The cubicle’s unlike any I’ve seen before, and is more of a small dressing room than anything else – with no toilet. There’s a mirror, an ornate Louis XIV chair and a bench but … no lavvie.
I start peering at the surfaces more closely. Is there a button I’m meant to be pushing? A revolving wall? Does it fold out from somewhere?
Then the hyenas outside start talking:
“What’s he doing in there?” one asks impatiently.
“Probably having a masty,” her friend replies.
I’m tempted to yell that I’m most certainly not having a masty when I realise the loo might be in the chair. I lift the cushion and, sure enough, the porcelain bowl is revealed.
I take a whiz, press the flush and … it doesn’t do anything.
I try the lever again – nothing. Frantically jerking it does nothing – not even a trickle.
“Must be a good wank,” one of the girls says.
“Why can’t they last this long during sex?” the other responds.
“I’m coming!” I scream, before realising that could be taken the wrong way.
I pump the flush, flop sweat breaking on my brow, and finally give up. I slide open the door to come face-to-face with my persecutors, and the better part of me still thinks I should warn them about my deposit …
“I couldn’t find the loo,” I begin to say, “and then I couldn’t …”

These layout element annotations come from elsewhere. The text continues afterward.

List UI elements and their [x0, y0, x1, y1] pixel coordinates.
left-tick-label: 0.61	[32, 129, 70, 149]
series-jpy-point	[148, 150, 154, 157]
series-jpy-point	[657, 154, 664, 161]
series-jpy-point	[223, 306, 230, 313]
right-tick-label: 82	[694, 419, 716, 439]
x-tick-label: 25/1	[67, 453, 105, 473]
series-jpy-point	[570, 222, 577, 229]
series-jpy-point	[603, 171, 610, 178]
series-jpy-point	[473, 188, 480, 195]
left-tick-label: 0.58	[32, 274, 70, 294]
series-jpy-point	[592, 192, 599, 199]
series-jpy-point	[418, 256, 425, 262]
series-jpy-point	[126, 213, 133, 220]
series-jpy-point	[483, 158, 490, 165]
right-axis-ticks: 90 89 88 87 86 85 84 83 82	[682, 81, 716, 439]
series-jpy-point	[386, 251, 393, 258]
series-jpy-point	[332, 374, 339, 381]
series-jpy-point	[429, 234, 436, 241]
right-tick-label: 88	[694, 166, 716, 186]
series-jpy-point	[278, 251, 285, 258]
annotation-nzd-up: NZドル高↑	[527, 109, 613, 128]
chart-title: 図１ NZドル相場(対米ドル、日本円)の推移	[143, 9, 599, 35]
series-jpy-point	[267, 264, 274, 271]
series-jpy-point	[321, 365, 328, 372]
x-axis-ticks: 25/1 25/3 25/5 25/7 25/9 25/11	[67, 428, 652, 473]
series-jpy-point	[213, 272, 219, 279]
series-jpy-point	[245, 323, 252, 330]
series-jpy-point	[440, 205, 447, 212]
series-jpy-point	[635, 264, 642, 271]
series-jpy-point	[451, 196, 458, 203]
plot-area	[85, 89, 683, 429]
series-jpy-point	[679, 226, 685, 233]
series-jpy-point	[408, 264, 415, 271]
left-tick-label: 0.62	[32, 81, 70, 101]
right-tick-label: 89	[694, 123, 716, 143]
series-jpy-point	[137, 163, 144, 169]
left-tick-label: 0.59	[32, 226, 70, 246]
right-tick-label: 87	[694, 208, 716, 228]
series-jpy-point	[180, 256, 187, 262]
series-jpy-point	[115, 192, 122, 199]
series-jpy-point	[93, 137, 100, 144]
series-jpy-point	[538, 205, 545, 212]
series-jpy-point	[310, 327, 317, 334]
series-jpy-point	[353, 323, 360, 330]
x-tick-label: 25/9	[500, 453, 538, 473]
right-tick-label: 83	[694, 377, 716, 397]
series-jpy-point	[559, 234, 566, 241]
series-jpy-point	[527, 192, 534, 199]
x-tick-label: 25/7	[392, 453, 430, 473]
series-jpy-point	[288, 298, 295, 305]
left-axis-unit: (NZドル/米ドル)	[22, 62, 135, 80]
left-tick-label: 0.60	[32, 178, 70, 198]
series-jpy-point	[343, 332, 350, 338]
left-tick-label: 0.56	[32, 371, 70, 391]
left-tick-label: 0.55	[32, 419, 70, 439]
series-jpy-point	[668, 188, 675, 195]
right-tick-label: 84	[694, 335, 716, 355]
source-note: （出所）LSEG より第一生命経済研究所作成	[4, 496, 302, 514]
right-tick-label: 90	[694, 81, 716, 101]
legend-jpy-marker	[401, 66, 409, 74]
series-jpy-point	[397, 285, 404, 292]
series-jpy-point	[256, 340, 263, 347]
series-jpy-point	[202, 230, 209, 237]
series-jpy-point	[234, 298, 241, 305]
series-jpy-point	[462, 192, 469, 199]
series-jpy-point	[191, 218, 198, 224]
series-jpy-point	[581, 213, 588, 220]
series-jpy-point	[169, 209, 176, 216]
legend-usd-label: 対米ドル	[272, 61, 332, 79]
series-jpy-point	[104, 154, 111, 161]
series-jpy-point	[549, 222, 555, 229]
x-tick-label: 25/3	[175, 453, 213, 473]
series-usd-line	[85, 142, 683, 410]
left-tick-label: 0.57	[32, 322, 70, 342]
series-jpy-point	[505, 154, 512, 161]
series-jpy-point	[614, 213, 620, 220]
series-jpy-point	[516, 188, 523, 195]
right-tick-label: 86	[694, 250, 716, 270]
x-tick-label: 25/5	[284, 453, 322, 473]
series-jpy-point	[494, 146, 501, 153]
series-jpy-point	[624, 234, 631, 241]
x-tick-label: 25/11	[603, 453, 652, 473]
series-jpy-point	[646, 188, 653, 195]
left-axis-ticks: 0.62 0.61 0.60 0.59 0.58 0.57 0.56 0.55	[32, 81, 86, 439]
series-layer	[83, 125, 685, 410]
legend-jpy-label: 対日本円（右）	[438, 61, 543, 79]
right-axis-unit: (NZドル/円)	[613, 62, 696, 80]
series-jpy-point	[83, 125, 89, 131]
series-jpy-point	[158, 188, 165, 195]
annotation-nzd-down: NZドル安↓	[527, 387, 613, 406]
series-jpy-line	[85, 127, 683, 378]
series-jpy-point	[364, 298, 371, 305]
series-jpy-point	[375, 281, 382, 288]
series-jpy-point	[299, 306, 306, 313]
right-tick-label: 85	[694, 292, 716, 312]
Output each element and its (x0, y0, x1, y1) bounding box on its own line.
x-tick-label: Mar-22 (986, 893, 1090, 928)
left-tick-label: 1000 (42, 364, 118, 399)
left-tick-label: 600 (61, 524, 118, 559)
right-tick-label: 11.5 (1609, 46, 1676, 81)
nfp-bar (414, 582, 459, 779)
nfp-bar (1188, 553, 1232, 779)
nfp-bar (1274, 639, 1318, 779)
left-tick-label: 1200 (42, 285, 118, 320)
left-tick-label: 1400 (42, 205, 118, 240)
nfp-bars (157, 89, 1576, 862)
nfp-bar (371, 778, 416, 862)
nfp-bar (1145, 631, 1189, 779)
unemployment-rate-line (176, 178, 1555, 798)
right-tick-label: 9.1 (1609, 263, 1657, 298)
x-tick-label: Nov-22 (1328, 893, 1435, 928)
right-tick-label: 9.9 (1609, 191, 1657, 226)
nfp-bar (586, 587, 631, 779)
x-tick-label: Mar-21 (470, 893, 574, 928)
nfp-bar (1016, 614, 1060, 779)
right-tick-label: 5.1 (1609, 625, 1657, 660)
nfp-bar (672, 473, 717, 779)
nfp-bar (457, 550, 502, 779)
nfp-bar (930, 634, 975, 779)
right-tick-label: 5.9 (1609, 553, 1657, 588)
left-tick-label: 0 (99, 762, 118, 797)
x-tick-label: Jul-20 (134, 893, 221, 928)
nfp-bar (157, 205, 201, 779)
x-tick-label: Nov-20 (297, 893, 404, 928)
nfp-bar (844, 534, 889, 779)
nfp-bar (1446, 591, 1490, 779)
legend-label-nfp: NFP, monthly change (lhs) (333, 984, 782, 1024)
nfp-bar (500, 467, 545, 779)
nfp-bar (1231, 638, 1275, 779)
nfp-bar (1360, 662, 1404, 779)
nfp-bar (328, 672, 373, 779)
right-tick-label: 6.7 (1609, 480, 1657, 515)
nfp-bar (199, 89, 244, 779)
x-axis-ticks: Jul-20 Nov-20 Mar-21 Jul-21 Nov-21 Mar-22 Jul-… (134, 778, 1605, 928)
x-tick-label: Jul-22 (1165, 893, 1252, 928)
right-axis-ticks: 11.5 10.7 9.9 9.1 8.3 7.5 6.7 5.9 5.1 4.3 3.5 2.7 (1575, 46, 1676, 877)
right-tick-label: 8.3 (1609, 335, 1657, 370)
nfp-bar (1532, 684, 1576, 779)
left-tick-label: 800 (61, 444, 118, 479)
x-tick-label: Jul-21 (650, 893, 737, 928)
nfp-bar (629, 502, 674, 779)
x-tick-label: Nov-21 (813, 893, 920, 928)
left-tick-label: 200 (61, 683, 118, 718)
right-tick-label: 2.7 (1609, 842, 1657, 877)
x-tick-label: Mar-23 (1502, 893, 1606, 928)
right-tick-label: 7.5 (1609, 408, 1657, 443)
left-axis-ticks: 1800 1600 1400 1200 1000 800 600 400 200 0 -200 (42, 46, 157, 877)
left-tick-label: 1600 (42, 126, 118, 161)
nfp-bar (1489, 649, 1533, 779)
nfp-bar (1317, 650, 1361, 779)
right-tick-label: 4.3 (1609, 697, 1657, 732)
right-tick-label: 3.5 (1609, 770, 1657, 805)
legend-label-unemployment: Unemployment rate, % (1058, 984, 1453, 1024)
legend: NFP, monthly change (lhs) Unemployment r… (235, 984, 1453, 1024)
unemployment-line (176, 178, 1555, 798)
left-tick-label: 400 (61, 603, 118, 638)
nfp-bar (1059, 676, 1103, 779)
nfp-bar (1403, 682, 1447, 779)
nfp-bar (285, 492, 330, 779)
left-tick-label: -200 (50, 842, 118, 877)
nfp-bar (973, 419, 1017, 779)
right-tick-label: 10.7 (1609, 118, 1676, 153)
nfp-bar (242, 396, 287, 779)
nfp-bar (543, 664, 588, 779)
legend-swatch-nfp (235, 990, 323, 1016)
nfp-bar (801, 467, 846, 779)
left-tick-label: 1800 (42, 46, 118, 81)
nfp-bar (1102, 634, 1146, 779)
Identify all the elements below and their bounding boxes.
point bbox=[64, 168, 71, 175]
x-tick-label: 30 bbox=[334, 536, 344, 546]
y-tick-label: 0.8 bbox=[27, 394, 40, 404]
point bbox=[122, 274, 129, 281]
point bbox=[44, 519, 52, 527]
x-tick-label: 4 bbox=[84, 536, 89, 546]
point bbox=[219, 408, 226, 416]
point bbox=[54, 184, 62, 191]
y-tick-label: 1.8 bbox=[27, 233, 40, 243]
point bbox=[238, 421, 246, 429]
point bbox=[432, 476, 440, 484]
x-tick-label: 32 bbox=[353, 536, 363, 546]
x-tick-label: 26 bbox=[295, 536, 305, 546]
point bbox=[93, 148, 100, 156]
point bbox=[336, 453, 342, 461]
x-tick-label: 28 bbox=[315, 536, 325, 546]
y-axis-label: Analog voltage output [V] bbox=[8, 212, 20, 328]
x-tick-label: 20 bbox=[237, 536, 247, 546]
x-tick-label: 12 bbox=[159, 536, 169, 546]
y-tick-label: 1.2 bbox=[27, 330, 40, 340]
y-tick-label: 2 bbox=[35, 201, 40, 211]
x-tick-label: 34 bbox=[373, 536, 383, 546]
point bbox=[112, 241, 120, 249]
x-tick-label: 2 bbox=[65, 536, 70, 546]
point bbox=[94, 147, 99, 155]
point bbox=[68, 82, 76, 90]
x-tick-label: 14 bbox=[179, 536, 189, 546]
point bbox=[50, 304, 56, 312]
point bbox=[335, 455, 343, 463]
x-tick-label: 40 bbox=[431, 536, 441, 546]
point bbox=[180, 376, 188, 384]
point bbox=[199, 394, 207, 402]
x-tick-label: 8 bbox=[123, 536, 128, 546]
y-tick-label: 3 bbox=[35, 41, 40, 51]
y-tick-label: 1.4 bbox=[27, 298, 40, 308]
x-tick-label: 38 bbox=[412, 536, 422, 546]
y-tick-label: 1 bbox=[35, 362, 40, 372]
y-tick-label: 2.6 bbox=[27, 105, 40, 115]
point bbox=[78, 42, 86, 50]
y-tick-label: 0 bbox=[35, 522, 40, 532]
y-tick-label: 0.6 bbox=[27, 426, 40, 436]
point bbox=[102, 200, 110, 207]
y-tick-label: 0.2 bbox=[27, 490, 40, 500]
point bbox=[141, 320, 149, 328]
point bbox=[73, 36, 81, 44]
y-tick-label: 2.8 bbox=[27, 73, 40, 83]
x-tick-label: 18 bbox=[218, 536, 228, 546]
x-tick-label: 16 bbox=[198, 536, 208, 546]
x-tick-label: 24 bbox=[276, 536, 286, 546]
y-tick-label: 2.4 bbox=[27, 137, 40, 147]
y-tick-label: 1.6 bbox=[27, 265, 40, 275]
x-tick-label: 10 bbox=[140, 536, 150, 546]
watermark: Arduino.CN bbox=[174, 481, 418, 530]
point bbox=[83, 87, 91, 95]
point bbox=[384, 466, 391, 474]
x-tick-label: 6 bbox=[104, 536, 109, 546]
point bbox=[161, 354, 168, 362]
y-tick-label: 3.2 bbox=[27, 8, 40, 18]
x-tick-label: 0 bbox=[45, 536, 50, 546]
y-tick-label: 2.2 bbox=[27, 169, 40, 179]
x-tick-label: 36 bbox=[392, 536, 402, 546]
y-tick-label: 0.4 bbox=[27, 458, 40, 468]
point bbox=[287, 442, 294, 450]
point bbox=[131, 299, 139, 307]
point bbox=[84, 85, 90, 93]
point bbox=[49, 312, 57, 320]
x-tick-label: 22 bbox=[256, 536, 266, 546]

“Yeah, I know how to work it,” leopard print says with attitude.
I did my best.
Back in the fray, I grab a balloon-sized glass of red from a hostess’s silver tray, and as I suckle at it I spy Amy, who’s come in from her smoke and flashes me a smile that could melt an iceberg.
A camera’s slung over her shoulder, the high-end type professional photographers at the paper used to use before they were sacked and replaced by cheap uni graduates with high-powered mobile phones and the delusion this industry has a future.
These days, working in the media is like being in Logan’s Run.
“What’s with the camera?” I ask.
“I want to be a photojournalist,” she says. “It’s a job where you can … I don’t know. Where you can actually see the world.”
I’m tempted to say the only thing she’ll see is a social security cheque, but I bite my tongue.
A band’s playing French versions of pop songs and Amy asks whether I’ve heard of them. I tell her I’d interviewed the singer a few months back and, noticing this impresses, I’m about to elaborate when one of her friends interrupts. The friend says something into Amy’s ear, looking at me suspiciously all the while, and Amy informs me her friends are going dancing in the club one floor below and I’m welcome to join.
Not wanting to look like a love-struck puppy, I nonchalantly say I might pop down later. As Amy’s slender arms head downstairs I can’t help thinking I made a mistake.
Chrissie the PR finds me and insists I meet the club owner, who insists on us drinking single-malt scotch – and then a round of bright red shots – and I lose track of how much time passes before I escape downstairs.
With naked light bulbs dangling from the ceiling and torn rock-and-roll posters on the wall, the downstairs club is a whole different world. Amy’s dancing with her friends, her mask still on. Like the Phantom of the Opera I leave mine on too – she might not like me if she sees what I actually look like.
“Hi,” she says to me, “come dance!”
I taught myself to boogie by watching 80s music videos with my cat, and although he thinks I’m the bomb, humans disagree – but I don’t have an exit strategy. Yet just as I’m about to launch into a spasm the mollycoddled photographer goes up to her and says something in her ear.
Why do they keep doing that?
When he finishes, Amy looks towards the stairwell, which all her friends are heading toward, and …
She apologises, says she has to go.
What can I do?
I could give her my number but really – who am I kidding? Besides, at the risk of sounding adolescent I really did enjoy just talking and flirting with her, so to spoil it all, to puncture my ego, by getting rejected now is not an option.
I wave at her, hopefully not too forlornly, as she heads down the stairs.